KENYA : Le président de la Cour suprême David Maraga a 2 maîtres : Dieu et La Loi. Pas Uhuru Kenyatta

Dans son curriculum vitae, David Maraga, 66 ans, avait expliqué, lors de sa candidature, au poste de "Chief Justice", c'est-à-dire, premier magistrat du pays et président de la Cour suprême, vouloir servir les Kényans "dans l'obéissance de la volonté de Dieu et guidé par la Constitution".

Ce chrétien fervent, marié et père de trois enfants, décrit par ses proches comme un homme de principes, intègre et humble, se présentait comme "une personne dévote, qui croit en la justice et s'efforce de la rendre pour chacun, quel que soit son statut dans la société".

"C'est un homme honnête, sans faux-semblants, profondément, religieux", confirme Tom Ojienda, un avocat qui était de ceux qui l'ont auditionné avant sa nomination. "C'était le meilleur (candidat). Il était excellent", ajoute-t-il, notant que tout dans le comportement du juge Maraga témoigne "des préoccupations d'un homme qui travaille pour la société".

En invalidant, contre toute attente, la présidentielle du 8 août, pour des irrégularités dans la transmission des résultats, et en ordonnant la tenue d'un nouveau scrutin, fixé au 17 octobre, la Cour suprême a pris une décision saluée sur le continent et dans le monde.

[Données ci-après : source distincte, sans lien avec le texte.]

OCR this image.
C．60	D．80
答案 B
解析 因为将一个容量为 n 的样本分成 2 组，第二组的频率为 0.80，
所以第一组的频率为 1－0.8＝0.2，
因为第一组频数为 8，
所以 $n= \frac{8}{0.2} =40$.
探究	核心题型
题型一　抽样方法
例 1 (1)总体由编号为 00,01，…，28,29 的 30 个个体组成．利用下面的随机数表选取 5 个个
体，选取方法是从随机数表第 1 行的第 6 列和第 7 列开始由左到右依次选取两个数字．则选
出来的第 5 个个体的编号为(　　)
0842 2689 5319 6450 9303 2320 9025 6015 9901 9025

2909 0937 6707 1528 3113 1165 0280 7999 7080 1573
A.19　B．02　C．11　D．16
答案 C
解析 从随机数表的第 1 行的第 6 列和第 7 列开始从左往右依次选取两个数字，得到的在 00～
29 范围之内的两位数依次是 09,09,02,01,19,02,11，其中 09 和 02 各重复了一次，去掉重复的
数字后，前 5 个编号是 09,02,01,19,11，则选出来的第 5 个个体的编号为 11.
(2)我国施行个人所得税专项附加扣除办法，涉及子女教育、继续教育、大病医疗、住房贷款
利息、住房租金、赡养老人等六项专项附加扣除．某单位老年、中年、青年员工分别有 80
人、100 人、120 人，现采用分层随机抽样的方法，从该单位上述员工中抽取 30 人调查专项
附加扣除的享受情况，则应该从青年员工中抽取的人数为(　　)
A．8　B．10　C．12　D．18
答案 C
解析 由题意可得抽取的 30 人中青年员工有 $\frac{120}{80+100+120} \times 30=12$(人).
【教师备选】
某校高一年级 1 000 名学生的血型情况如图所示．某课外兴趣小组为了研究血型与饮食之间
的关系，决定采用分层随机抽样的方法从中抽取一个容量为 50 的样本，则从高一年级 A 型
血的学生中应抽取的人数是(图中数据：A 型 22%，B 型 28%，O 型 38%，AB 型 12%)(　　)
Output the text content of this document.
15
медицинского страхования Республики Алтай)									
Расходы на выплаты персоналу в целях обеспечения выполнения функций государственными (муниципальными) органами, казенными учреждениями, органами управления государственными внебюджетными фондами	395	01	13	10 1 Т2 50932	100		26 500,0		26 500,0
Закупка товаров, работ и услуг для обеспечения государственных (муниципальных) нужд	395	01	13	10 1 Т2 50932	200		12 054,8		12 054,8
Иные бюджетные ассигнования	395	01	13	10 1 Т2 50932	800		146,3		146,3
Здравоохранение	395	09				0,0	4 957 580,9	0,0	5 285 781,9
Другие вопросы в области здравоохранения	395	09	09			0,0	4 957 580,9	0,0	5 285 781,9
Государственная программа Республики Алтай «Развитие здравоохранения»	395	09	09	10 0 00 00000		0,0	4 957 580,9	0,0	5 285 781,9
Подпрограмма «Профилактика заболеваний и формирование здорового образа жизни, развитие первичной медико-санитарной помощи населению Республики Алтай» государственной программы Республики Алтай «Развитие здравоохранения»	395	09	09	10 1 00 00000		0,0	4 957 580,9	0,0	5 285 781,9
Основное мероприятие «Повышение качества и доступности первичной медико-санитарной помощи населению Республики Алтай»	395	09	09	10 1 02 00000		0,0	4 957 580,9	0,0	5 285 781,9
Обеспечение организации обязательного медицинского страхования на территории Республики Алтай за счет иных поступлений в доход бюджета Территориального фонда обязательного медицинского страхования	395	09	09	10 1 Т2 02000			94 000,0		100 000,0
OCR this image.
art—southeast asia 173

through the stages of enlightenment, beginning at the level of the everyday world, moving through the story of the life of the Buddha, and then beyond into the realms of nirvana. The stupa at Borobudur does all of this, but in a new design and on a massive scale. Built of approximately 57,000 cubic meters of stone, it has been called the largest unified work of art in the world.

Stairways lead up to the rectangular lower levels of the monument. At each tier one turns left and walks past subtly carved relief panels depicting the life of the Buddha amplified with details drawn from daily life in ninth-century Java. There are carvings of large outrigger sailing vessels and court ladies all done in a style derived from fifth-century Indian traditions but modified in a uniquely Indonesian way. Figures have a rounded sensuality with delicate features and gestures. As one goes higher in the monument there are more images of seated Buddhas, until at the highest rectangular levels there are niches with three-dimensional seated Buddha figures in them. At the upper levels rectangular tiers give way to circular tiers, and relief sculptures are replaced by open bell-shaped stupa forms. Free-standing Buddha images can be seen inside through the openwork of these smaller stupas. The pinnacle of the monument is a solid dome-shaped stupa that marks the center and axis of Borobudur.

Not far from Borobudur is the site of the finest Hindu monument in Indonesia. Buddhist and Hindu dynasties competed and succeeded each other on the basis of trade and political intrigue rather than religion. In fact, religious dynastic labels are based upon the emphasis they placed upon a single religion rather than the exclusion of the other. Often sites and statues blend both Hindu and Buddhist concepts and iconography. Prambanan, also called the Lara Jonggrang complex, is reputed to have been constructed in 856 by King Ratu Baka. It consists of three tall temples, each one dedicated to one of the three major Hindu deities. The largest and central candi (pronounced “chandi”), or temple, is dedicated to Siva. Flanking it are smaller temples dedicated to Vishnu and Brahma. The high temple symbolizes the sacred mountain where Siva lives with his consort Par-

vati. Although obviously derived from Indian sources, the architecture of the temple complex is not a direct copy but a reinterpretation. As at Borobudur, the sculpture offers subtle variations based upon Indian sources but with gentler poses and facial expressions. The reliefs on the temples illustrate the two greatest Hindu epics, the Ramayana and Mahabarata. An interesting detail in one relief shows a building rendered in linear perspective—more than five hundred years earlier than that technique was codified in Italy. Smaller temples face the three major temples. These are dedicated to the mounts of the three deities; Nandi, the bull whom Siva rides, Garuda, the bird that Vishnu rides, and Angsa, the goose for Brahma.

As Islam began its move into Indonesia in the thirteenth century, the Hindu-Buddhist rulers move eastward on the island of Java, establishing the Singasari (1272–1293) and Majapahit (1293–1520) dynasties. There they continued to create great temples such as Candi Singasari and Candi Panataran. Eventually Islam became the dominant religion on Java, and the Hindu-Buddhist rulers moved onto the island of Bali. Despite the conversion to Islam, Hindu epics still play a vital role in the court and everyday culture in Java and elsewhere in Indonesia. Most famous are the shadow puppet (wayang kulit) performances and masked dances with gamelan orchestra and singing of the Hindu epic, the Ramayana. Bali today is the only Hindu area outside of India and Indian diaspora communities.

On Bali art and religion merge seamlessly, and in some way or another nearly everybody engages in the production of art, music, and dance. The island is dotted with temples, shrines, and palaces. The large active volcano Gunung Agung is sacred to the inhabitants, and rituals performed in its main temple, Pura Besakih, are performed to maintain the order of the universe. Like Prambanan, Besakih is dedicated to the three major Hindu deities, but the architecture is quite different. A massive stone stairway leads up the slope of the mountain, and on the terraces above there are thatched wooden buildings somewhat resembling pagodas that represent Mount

Le jugement a été rendu à la majorité -4 voix contre 2 (un juge, malade, ne s'est pas prononcé)-, mais, il porte la marque de David Maraga, de longue date un ardent défenseur de l'indépendance de la justice (notre photo montrant David Maraga avec ses collègues pendant l'audience du 27 août 2017 à Nairobi).

"A cause de la religion, il a un niveau de moralité qui l'a aidé à prendre cette décision", estime Me Ojienda. "Il a eu le courage de galvaniser les trois autres juges (...) pour qu'ils prennent la décision d'annuler l'élection. Maraga est un homme de courage, un homme honnête, un homme spécial".

Avant même de rendre ce jugement, ce dernier avait montré des signes d'indépendance. Au printemps, le président Kenyatta s'était rendu dans le comté natal du juge Maraga, pour dire aux électeurs que "leur fils" avait trouvé un emploi.

David Maraga, qui avait succédé, en octobre 2016, à Willy Mutunga, parti à la retraite de manière anticipée, n'avait pas apprécié l'insinuation qu'il pourrait être à la botte du pouvoir et s'en était, vigoureusement, défendu.

Peu avant les élections, il avait, également, estimé que "la culture qui émerge consistant à lyncher, publiquement, les juges et membres du système judiciaire de la part de la classe politique est un affront ignoble à la loi, auquel il faut résister".

Contrairement à 2013, lorsque la Cour suprême avait rejeté un recours pour fraude de l'opposition, à coups d'arguties procédurales, les avocats des différentes parties ont, cette fois-ci, salué son travail et son professionnalisme.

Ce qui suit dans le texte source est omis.